Novel Loss-Enhanced Universal Adversarial Patches for Sustainable Speaker Privacy
Elvir Karimov, Alexander Varlamov, Danil Ivanov, Dmitrii Korzh, Oleg Y. Rogov
TL;DR
This work tackles privacy in speaker recognition by enhancing universal adversarial patches (UAPs) for speaker anonymization. It introduces an Exponential TV loss to preserve imperceptibility, and a length-agnostic, tiling-based UAP generation procedure evaluated under a rigorous length-agnostic protocol. Empirical results on VoxCeleb2 show that the proposed loss improves the trade-off between fooling rate and audio quality (higher SNR and PESQ) while maintaining robust performance across varying audio lengths, outperforming prior UAP methods. The approach advances practical, real-world speaker privacy solutions by enabling durable, low-distortion anonymization across diverse utterance lengths and models.
Abstract
Deep learning voice models are commonly used nowadays, but the safety processing of personal data, such as human identity and speech content, remains suspicious. To prevent malicious user identification, speaker anonymization methods were proposed.
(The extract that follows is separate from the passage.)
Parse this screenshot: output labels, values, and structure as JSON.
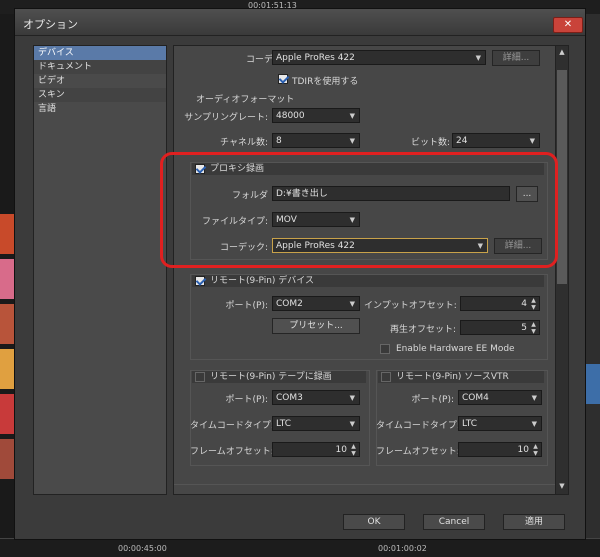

Current methods, particularly based on universal adversarial patch (UAP) applications, have drawbacks such as significant degradation of audio quality, decreased speech recognition quality, low transferability across different voice biometrics models, and performance dependence on the input audio length. To mitigate these drawbacks, in this work, we introduce and leverage the novel Exponential Total Variance (TV) loss function and provide experimental evidence that it positively affects UAP strength and imperceptibility. Moreover, we present a novel scalable UAP insertion procedure and demonstrate its uniformly high performance for various audio lengths.